Color, 1981, 102m.
Directed by Jean Rollin
Starring Laurence Dubas, Christiane Coppé, Marianne Valiot, Louise Dhour, Nathalie Perrey, Brigitte Lahaie
Redemption (UK R0 PAL, US R0 NTSC) / WS (1.66:1)


Withdrawn asylum inmate Marie (Coppé) finds her daily routine of sitting outside in a rocking chair disrupted with the arrival of Michelle (Dubas), who decides to drag her along on an escape attempt into the woods. In the outside world they hook up with a traveling circus called “Maurice and His Exotic Dancers,” become entangled with a gang of bikers, drink wine and have sex with a bunch of social dropouts on a ship, mingle with some lesbian sailors and a lesbian Brigitte Lahaie, and finally meet their violent destiny on a rain-soaked pier. Hey, it could happen to anyone.

As director Jean Rollin himself admits in the supplementary interview to this DVD, The Escapees (original title: Les paumées du petit matin) had few commercial prospects since it’s not a horror film and doesn’t quite qualify as erotica either. However, it is a Rollin film through and through, which means dreamy pacing, tender and tragic emotional bonds, and frequent imagery involving theatrical performers and the ocean. The film features most of the same technical team from his peak period in the early ‘80s, and the film definitely shares a similar mood to The Night of the Hunted and Fascination with regular composer Philippe D’Aram contributing another lyrical electronic-tinged music score. Anyone unfamiliar with the director’s work will be completely baffled, but Rollin junkies seeking a fix of his unique poetic style will find plenty to appreciate.

Redemption’s release transferred from the original negative is about on par with their prior Rollin releases, presented in a slightly letterboxed, interlaced non-anamorphic transfer that looks a bit dated and rough at times but is certainly watchable. The only really substantial extra here is a new 32-minute Rollin interview in which he discusses the film in depth, saying “enough with the vampire films” at the time as he wanted to do a “real film with a real story.” However, he wound up working with two different scripts put together and had to adapt severely along the way during shooting, particularly with the haunting ice rink scene which was “terrible” on page but wound up being the best moment in the entire film. A stills gallery and additional, unrelated Redemption trailers fill out the rest of the disc.


Color, 1993, 90m. / Directed by Jean Rollin / Starring Tiki Tsang, Frederique Hayman, Jean-Jacques Lefeuvre, Karine Swenson / Redemption (US R0 NTSC, UK R0 PAL)


If you ever wondered what might happen if Jean Rollin decided to make an erotic action film on a budget of about five francs, Killing Car, also known under the far more appropriate title of La femme dangereuse, is the baffling answer. Shot on low-grade film sometime in the '80s and evidently finished in post-production on video in 1993, it's a strange, maddening, and sometimes beautiful dream piece revolving around a mostly silent, alluring female assassin (one-offactress Tsang), who wanders around the seedy wastelands around Paris killing various people. Along the way she also dances in a small nightclub, stalks her prey through a garden of statues, jaunts off to New York and wafts around a ferryboat, and becomes involved with the modeling industry, all the while observed by a pair of less-than-enthusiastic police officers.
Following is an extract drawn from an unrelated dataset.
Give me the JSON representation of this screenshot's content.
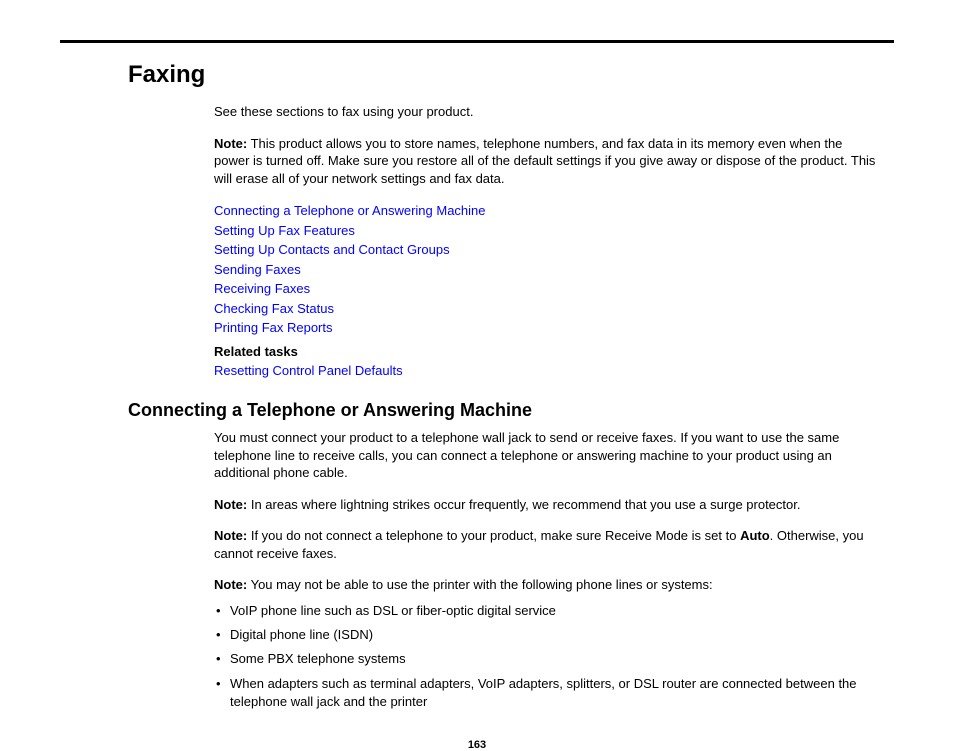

Rollin fans are really the only ones who will find rewards in this little oddity, which trades entirely on the surface appeal of the beautiful and rather captivating Tsang; she can model clothes and slip off sunglasses like nobody's business. Along with the commerically-mandated but rather innocent injects of nudity and blood, Rollin also throws in some amusing nods to his previous films, mainly through prop cameos related to his past vampire projects, and of course the melancholy finale features the heroine crying directly at the camera. Basically a goofy little trifle as far as Rollin films go, it's still unmistakably his work and merits a peek for the Euro-horror completist.

Unfortunately the production history of Killing Car means that, barring someone going back to the negative and rebuilding the film from scratch with new edits and credits, there's no way it will ever look better than the video master that's been circulating for the past few years. Salavaton’s release looks about as dated as you might expect, with burned-in subtitles and very weak contrast. It's still watchable if you don't mind watching something a step or two above VHS, but don't expect any visual fireworks here. The packaging labels it as Dolby Digital Stereo, but it sounds for all the world like mono to these ears. Rollin fans will certainly be happy to see that this release contains the complete Erotika! UK TV episode devoted to him, and for once all the film clips appear to be intact for this video edition. It's a great intro to his work and, in a just world, would be included on all of his releases to lure in the uninitiated.